Currently, this feature is launched as experimental and is not recommended for use in a production environment. We are working on resolving all the issues found along the way to ensure that the feature is stable for production environments. You can track the status of the feature in the concurrent search section of the project board. With the current functionality in place, we collected preliminary benchmark numbers using the OpenSearch Benchmark nyc_taxis workload. The following sections summarize these benchmarking results.

Cluster setup 1

  • Instance type: r5.2xlarge
  • Node count: 1
  • Shard count: 1
  • Search client count: 1

Latency comparison (p90)

Workload operation CS disabled
(in ms)
CS enabled (Lucene default slices)
(in ms)
% improvement (positive is better) CS enabled (fixed slice count=4)
(in ms)
% improvement (positive is better)
default 4.4 4.6 −5% 5 −14%
range 234 81 +65% 91 +61%
date_histogram_agg 582 267 +54% 278 +52%
distance_amount_agg 15348 4022 +73% 4293 +72%
autohisto_agg 589 260 +55% 273 +53%

Average CPU utilization

CS disabled CS enabled (Lucene default slices) CS enabled (fixed slice count=4)
12% 65% 43%

Cluster setup 2

  • Instance type: r5.8xlarge
  • Node count: 1
  • Shard count: 1
  • Search client count: 1

Latency comparison (p90)

Workload operation CS disabled
(in ms)
CS enabled (Lucene default slices)
(in ms)
% improvement (positive is better) CS enabled (fixed slice count=4)
(in ms)
% improvement (positive is better)
default 4.25 4.7 −11% 4.1 +3%
range 227 91 +59% 74 +67%
date_histogram_agg 558 271 +51% 255 +54%
distance_amount_agg 12894 3334 +74% 3790 +70%
autohisto_agg 537 286 +46% 278 +48%

Average CPU utilization

CS disabled CS enabled (Lucene default slices) CS enabled (fixed slice count=4)
3% 14% 11%

These are just the initial results, and we plan to run other scenarios to measure the effect of concurrent segment search on performance. We will follow up with a blog post providing benchmarking results from additional real-world scenarios, like multiple clients and multiple shards per node, and share the observations with you. This meta issue is tracking the benchmarking plan, including different setups and scenarios. If you think there are other scenarios worth pursuing, leave your feedback in this issue. You can also contribute by running these scenarios or other custom workloads and sharing the results with us.

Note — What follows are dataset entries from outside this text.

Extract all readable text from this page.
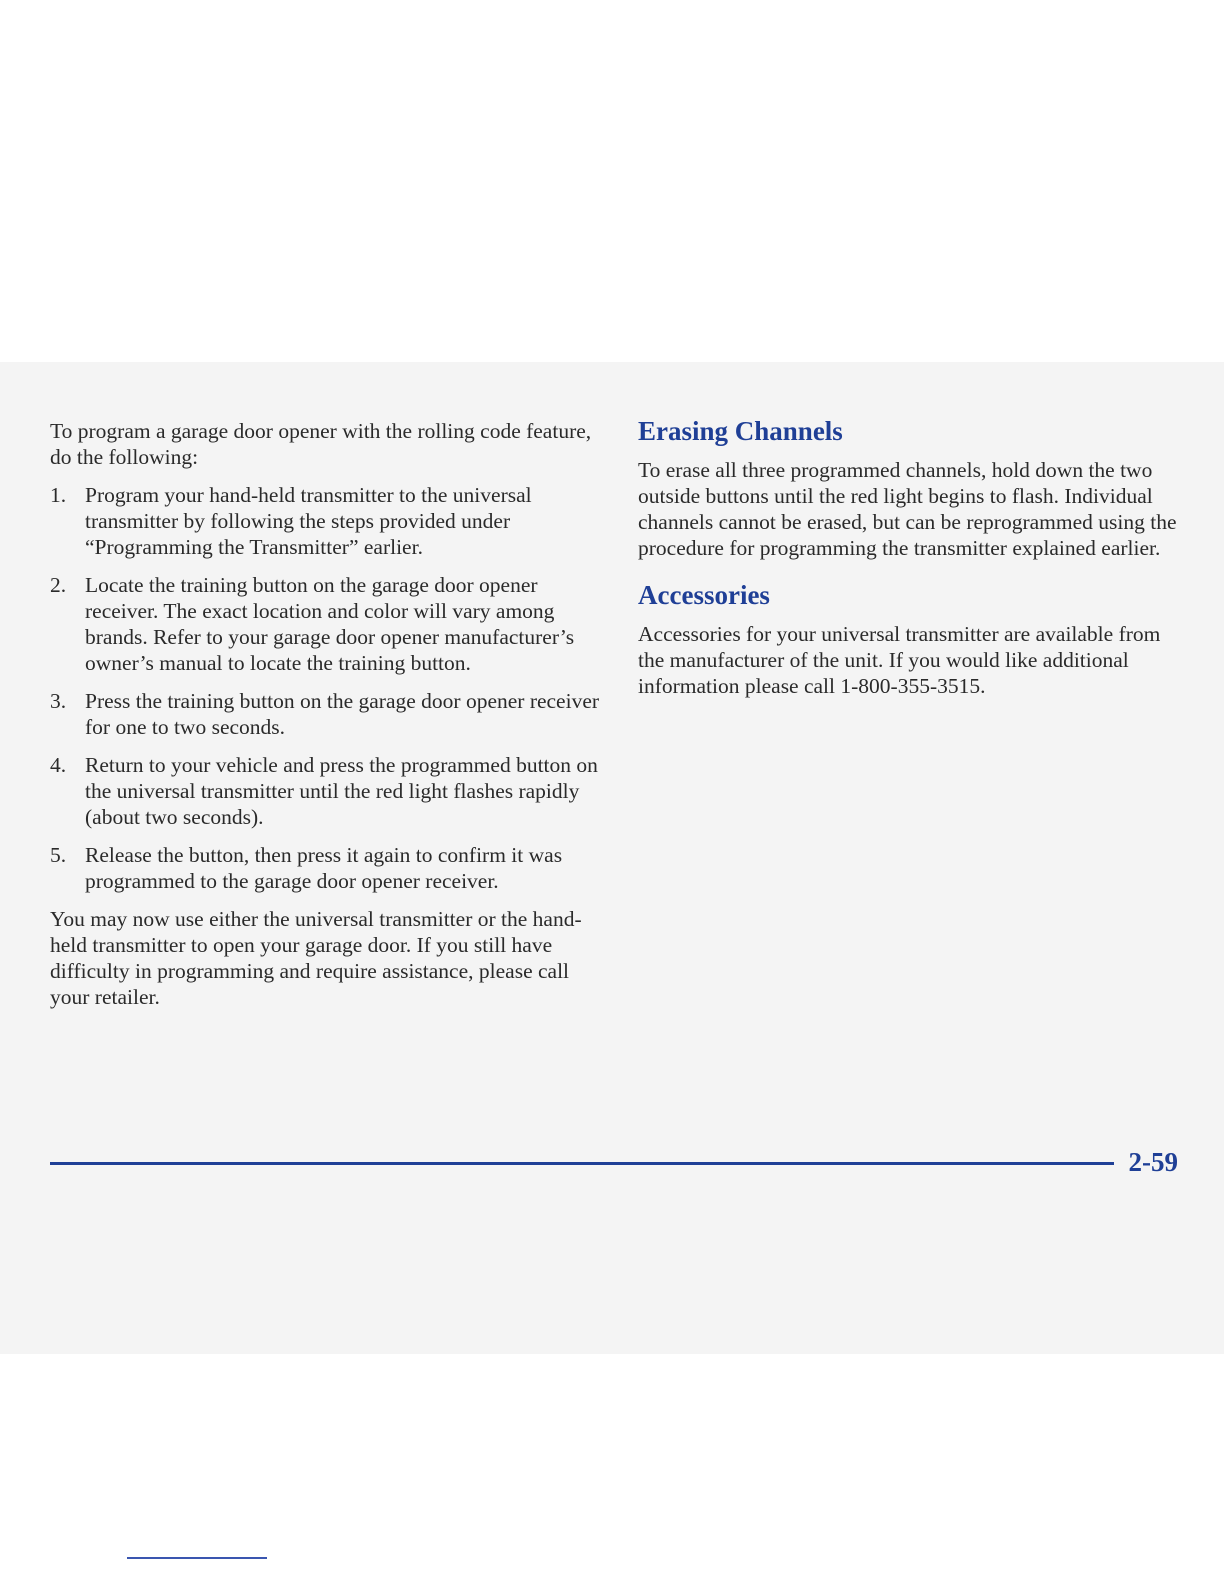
To program a garage door opener with the rolling code feature, do the following:

1. Program your hand-held transmitter to the universal transmitter by following the steps provided under “Programming the Transmitter” earlier.
2. Locate the training button on the garage door opener receiver. The exact location and color will vary among brands. Refer to your garage door opener manufacturer’s owner’s manual to locate the training button.
3. Press the training button on the garage door opener receiver for one to two seconds.
4. Return to your vehicle and press the programmed button on the universal transmitter until the red light flashes rapidly (about two seconds).
5. Release the button, then press it again to confirm it was programmed to the garage door opener receiver.

You may now use either the universal transmitter or the hand-held transmitter to open your garage door. If you still have difficulty in programming and require assistance, please call your retailer.

Erasing Channels

To erase all three programmed channels, hold down the two outside buttons until the red light begins to flash. Individual channels cannot be erased, but can be reprogrammed using the procedure for programming the transmitter explained earlier.

Accessories

Accessories for your universal transmitter are available from the manufacturer of the unit. If you would like additional information please call 1-800-355-3515.

2-59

To enable and use concurrent segment search in your cluster, follow the instructions in the concurrent search documentation.

Limitations

There are a few areas that do not yet support concurrent search (for example, ParentJoinAggregation). To learn more, refer to the limitations section of the documentation.

Wrapping up

We are excited to support concurrent segment search in OpenSearch, and we highly encourage you to try the feature in a non-production environment and provide feedback about any gaps or issues we can help fix to make the feature more robust and user friendly. You can track the progress of this feature on this project board.